Ивачев сидел впереди, высунув локоть в окно, и щурился от ветра, несущего приторно-сладкий запах цветущей джиды. «Запорожец» ходко бежал по шоссе, пересекавшему долину из конца в конец, и все вокруг было зеленым – кроме синего неба.

Бахром, которому черные очки в сочетании с усами и плотным телосложением придавали вид наемного убийцы, негромко мычал какую-то простенькую мелодию и в разговоре отделывался неясным покряхтыванием.

Нуриддин и лучащийся счастьем Хаём-бой расположились на заднем сиденье.
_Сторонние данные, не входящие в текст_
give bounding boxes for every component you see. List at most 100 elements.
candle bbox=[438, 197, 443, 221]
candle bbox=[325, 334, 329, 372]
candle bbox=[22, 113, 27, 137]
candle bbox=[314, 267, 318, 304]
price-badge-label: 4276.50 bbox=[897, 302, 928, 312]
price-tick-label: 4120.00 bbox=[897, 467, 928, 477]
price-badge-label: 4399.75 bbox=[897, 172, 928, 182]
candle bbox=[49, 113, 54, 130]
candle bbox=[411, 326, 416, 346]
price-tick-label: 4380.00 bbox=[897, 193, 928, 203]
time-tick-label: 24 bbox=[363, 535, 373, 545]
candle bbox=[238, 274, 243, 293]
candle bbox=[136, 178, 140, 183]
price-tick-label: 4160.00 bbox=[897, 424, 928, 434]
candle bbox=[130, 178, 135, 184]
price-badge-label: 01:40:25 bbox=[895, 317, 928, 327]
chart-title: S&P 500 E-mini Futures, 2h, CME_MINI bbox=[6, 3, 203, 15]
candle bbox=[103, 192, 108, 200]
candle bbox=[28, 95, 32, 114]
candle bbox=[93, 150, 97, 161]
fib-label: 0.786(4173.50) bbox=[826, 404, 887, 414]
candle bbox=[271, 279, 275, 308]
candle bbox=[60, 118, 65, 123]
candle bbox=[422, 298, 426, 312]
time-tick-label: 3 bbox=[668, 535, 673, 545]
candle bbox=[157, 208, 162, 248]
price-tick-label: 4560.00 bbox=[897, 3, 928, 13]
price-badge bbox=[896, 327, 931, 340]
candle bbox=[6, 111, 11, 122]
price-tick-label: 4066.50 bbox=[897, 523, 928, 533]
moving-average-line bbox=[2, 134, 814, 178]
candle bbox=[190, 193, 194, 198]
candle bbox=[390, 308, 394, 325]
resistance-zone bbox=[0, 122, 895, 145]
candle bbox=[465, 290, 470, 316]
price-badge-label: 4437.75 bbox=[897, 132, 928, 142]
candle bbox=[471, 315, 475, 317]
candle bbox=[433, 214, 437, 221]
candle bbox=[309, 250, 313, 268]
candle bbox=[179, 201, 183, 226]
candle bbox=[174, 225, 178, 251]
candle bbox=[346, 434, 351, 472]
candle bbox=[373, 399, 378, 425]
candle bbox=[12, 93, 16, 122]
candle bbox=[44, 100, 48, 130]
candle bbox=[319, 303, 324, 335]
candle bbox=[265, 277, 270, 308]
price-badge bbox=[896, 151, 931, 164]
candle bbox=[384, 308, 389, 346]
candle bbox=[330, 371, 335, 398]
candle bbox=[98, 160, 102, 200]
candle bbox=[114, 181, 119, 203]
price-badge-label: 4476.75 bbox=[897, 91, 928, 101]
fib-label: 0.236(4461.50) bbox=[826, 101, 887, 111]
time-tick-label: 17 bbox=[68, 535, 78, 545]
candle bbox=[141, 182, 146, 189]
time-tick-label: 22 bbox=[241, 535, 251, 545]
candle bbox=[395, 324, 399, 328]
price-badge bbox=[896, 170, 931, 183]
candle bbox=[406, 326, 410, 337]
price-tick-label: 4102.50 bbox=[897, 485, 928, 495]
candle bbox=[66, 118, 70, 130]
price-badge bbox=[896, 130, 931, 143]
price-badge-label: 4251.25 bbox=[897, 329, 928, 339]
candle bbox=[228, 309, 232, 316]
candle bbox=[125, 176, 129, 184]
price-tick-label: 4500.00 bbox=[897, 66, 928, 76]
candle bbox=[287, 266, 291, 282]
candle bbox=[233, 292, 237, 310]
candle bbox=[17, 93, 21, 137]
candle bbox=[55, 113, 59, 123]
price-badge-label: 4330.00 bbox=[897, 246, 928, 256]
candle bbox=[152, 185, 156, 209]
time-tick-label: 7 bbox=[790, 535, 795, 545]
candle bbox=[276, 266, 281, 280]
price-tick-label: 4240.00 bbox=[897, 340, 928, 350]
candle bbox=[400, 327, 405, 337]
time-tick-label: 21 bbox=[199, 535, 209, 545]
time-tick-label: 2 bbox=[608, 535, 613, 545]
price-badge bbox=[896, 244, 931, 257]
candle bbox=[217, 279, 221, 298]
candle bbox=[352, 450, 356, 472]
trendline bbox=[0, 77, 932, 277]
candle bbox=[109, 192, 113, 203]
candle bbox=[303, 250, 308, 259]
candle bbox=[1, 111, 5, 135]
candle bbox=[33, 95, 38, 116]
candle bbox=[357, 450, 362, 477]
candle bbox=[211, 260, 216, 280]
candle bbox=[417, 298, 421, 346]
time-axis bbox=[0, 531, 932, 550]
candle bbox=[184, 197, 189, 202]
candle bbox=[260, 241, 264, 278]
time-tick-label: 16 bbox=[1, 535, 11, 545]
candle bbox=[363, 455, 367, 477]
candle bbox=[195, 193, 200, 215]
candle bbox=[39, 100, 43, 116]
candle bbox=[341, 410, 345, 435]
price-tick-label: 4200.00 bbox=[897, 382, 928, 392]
– Что было тысячу лет назад, то и сейчас, – высоким голосом, перекрикивая гул, говорил Нуриддин. – Люди не меняются, Бахром! Я это давно понял! Они всегда были такими! Все пророки (он произносил это слово с ударением на первом слоге) приходили в один и тот же мир! И Зардушт, и Будда, и Иса, и Мухаммад – все они приходили в такой же мир, как наш, – такой же злой и такой же добрый! Насири Хусрав жил среди таких же людей, среди которых живем мы! Знаешь, когда я это понял? А?

Бахром крякнул.

– Я понял это, когда увидел в книге одну фотографию… фотографию со стены… как это?

– Фрески, что ли? – спросил Ивачев.

– Вот! Фрески! – обрадовался Нуриддин. – Из Помпеи! Называется «Поэтесса»! Тысяча лет! А у нее такое нежное-нежное лицо… и она так держит тростниковое перо… так его покусывает… у нее такие глаза… что я понял – она думает о том же, что и я! Мы с ней – одинаковые! Просто я живу сейчас, а она – тысячу лет назад! Никакой разницы!

– А электричество? – буркнул Бахром, поправив очки. – Как это – никакой разницы!

– При чем тут электричество! – возмутился Нуриддин. – Я говорю о душе! Душу электричество не меняет!.. Насири Хусрав говорит – убей дракона! Тысячу лет назад в человеке жил дракон, и сейчас в нем живет дракон!..

– Э-э-э, нет, – возразил Бахром. – Раньше люди добрее были.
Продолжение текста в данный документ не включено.